October 19, 2010 | In: Technology

AAPL: When Expectations Are Too High

Yesterday, Apple reported a 70% surge in their profit, yet they failed to meet the analysts’ estimates, AAPL shares, of course, fell 5.2% in pre-market trading, yet it seems now that the stock is now going up (the loss is narrowed at the moment to 2.73%, and the stock is trading at around $309).

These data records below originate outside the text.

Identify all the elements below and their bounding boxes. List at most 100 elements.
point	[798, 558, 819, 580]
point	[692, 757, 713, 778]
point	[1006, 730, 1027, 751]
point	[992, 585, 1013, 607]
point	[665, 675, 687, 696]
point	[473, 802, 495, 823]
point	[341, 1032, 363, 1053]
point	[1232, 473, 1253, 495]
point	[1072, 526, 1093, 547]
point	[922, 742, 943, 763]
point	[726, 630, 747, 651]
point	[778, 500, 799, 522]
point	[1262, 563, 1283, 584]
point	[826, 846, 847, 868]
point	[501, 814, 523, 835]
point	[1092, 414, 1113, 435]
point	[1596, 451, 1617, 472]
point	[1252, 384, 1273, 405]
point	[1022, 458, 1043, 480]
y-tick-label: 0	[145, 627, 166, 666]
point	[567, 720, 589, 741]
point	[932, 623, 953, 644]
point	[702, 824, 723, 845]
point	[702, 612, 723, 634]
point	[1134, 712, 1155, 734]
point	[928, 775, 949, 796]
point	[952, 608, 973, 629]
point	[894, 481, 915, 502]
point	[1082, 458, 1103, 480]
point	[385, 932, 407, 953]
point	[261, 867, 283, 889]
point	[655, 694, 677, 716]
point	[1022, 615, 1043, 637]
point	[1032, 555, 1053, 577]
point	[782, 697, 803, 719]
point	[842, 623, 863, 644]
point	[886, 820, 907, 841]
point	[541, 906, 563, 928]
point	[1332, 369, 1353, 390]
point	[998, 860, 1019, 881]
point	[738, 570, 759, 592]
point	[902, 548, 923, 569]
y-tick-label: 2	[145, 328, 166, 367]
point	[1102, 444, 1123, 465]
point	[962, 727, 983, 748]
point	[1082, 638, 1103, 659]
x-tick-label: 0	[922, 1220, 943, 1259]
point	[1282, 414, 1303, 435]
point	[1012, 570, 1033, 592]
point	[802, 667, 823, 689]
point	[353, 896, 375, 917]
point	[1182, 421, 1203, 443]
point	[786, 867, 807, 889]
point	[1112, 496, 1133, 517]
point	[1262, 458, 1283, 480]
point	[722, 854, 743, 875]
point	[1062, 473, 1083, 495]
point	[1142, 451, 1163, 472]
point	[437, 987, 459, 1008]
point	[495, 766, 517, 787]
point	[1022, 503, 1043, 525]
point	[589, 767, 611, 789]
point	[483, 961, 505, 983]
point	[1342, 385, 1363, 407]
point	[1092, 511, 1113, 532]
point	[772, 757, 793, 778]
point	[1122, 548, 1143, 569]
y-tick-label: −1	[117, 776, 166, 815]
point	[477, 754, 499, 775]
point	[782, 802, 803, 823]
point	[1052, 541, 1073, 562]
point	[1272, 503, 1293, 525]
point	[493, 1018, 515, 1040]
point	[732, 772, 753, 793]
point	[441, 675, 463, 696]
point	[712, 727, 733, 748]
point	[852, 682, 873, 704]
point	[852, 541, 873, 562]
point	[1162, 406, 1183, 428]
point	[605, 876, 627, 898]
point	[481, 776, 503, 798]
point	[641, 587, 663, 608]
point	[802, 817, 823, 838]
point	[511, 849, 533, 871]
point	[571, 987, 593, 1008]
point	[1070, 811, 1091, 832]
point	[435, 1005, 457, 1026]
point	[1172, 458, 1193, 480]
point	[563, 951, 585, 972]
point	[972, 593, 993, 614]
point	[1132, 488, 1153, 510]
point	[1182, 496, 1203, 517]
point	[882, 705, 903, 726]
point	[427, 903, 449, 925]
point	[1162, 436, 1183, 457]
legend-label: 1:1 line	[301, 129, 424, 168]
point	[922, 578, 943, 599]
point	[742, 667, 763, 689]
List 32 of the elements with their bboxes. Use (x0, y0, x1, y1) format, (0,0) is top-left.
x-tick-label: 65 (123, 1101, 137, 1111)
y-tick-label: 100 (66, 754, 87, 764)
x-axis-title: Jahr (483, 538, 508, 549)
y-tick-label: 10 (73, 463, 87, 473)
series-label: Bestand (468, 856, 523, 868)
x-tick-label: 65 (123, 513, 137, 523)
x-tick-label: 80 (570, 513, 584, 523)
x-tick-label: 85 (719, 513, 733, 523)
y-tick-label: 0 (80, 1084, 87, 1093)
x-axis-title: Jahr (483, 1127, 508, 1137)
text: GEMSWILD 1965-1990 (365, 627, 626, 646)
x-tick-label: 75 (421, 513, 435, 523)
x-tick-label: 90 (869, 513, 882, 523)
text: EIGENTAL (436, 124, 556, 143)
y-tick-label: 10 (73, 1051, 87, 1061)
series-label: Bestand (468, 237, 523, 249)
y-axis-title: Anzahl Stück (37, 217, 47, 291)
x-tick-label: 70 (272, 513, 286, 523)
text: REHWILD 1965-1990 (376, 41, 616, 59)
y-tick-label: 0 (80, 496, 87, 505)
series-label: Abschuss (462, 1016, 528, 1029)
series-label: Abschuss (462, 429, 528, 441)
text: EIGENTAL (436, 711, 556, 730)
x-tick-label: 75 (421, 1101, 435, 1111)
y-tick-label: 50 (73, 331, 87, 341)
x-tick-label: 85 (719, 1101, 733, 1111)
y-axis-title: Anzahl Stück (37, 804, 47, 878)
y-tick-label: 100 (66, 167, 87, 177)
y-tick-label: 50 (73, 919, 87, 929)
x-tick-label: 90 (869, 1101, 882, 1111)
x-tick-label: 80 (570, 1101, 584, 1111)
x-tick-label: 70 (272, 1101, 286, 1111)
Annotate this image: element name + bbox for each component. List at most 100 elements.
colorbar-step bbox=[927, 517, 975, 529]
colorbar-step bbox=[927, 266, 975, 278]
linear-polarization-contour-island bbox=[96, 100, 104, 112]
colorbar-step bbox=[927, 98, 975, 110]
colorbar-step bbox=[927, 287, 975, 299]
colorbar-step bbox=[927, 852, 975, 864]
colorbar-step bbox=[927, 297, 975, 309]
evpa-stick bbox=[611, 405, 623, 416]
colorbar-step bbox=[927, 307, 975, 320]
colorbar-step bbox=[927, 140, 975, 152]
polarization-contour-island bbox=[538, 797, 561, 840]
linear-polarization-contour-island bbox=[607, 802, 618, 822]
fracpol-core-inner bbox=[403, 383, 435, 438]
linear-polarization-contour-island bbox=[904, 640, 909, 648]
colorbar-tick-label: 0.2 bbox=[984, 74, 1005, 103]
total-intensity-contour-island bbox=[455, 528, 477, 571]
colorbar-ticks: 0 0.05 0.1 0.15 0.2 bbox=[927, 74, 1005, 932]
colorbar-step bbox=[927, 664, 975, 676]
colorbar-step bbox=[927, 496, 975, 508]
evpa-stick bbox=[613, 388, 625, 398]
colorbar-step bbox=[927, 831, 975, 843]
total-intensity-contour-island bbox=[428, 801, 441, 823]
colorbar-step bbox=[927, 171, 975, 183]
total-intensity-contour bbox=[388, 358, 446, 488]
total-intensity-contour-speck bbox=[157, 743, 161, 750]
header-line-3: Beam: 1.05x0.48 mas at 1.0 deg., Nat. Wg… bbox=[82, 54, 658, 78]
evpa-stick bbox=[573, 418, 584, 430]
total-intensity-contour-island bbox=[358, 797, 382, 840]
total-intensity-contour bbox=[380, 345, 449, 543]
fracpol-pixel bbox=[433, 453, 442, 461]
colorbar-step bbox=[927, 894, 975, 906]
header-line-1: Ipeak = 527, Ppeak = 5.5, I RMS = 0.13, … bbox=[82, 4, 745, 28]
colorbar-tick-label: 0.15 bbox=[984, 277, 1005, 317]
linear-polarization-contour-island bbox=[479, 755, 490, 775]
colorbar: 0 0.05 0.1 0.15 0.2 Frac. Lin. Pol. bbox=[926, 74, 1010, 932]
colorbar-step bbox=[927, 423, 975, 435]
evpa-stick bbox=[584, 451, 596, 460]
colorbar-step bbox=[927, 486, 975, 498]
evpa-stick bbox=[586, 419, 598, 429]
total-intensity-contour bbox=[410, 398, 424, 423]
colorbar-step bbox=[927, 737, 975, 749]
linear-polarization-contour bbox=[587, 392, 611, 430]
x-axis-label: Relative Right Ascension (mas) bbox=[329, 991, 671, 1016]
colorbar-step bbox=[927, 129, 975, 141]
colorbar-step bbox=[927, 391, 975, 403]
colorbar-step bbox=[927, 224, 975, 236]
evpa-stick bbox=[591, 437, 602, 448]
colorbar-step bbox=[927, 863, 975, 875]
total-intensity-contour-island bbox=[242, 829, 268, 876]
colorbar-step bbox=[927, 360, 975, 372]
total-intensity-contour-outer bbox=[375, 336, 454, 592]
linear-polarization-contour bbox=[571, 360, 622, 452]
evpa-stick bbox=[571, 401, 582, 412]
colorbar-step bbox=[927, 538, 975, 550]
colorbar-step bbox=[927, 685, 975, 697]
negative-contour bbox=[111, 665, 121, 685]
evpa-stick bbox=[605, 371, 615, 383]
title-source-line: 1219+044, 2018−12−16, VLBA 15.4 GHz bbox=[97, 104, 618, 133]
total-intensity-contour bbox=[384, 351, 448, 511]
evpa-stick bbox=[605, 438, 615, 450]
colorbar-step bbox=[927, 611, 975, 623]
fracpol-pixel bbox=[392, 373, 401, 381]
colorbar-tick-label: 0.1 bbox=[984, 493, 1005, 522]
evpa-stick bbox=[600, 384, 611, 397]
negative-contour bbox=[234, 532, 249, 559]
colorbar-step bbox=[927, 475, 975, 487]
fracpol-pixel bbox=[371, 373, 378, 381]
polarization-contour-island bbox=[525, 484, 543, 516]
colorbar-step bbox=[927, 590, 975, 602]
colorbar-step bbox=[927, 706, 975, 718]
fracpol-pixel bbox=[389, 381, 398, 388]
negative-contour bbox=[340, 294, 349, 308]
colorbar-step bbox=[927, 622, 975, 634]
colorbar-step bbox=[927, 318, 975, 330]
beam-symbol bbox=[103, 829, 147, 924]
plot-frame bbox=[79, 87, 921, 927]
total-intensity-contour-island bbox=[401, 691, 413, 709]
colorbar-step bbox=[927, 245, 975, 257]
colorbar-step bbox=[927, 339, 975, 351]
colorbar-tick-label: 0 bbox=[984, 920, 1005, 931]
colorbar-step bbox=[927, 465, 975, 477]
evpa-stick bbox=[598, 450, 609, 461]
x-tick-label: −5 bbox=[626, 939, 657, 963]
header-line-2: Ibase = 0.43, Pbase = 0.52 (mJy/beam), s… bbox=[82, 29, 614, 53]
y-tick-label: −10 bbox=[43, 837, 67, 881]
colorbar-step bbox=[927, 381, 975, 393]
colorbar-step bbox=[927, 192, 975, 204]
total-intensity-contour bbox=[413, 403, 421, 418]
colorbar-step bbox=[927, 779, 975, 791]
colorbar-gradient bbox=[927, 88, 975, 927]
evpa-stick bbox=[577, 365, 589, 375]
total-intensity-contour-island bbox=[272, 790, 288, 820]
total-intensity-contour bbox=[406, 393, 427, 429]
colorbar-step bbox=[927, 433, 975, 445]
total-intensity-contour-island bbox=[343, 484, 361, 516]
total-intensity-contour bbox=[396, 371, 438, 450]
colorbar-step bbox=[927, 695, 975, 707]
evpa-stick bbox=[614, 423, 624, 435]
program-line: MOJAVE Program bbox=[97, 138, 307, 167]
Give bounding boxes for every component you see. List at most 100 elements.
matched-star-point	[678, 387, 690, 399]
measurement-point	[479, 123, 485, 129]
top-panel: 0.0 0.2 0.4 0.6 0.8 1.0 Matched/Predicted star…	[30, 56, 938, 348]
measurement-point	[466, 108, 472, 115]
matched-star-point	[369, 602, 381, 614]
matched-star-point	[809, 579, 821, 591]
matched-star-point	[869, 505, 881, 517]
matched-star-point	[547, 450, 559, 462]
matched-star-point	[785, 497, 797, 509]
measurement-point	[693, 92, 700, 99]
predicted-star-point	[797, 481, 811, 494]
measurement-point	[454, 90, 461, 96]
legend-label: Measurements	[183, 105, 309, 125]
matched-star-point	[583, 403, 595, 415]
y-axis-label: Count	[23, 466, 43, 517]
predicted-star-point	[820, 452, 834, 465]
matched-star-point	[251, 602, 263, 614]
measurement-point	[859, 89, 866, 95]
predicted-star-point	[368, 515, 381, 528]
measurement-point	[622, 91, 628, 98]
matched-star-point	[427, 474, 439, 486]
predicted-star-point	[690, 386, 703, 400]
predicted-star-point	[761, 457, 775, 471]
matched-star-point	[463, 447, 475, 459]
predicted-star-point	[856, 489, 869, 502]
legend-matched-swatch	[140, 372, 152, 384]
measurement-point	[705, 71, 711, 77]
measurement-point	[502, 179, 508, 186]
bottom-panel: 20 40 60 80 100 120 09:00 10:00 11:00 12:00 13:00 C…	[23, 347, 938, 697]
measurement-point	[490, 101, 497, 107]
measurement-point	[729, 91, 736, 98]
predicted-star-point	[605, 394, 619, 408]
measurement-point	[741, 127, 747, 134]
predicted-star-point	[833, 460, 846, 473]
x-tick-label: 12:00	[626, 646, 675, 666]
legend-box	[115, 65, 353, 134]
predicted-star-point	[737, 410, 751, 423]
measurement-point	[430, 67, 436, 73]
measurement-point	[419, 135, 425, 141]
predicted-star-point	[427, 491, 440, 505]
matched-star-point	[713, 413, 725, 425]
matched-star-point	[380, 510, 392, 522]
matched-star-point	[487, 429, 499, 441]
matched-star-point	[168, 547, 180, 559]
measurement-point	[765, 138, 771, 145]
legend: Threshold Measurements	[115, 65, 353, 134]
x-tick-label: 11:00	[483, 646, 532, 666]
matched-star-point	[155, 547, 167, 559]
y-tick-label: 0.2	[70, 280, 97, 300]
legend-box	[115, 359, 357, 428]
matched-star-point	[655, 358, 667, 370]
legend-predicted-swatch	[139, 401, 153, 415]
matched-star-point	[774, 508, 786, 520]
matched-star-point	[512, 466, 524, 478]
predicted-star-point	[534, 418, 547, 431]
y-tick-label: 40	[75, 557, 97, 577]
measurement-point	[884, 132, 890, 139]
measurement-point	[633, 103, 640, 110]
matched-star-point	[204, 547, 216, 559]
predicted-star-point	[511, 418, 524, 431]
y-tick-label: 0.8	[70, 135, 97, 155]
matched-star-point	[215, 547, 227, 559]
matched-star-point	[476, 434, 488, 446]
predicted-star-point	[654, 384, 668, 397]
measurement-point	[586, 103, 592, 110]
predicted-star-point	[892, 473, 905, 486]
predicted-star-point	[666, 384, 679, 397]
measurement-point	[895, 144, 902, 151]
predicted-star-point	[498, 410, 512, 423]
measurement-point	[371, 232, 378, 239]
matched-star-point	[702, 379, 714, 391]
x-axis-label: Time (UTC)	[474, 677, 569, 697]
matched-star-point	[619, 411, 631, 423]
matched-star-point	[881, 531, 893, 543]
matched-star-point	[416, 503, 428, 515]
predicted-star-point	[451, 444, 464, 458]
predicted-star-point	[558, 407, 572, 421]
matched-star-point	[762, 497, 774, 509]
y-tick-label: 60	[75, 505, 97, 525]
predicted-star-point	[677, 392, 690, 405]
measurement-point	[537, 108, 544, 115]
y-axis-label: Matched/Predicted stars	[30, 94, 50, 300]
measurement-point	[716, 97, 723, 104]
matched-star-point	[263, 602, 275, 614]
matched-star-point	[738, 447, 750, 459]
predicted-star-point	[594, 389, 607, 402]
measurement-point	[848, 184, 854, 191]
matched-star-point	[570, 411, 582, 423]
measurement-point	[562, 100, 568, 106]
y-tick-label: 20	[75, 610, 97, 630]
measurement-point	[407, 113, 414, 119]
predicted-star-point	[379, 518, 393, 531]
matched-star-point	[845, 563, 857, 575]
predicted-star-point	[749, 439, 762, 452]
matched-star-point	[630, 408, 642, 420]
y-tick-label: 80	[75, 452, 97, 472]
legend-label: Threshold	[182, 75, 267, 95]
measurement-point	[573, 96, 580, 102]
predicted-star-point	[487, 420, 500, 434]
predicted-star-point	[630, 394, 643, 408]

In short, Apple posted a profit of $4.80/share, vs. analysts’ estimates of $5.03/share. I’ve always thought that the expectations are too high from Apple. Apple, like Netflix, is becoming a very scary company from an investor’s perspective:

– It depends on one person (Steve Jobs, who will bring the company down if he dies).
– It has production problems, and producing expensive and hyped gadgets that are not selling as many as investors think (or wish) they are. I have warned against the ipads, and I’m sure that the next quarter will be harsher on this expensive and (so far) useless gadget.
– It is ignoring the competitors. This is a very serious problem, while Apple is struggling to produce iphones to meet demands, competitors are working very hard to make better products. These competitors include RIM (Research In Motion), Motorola, and of course, Sony Ericsson.

AAPL will probably continue to move up, but the fall will be a very dirty one, even with the slightest (God forbids) health problem that Steve Jobs might encounter. A company that depends on one person (especially a company of that size) is not a company.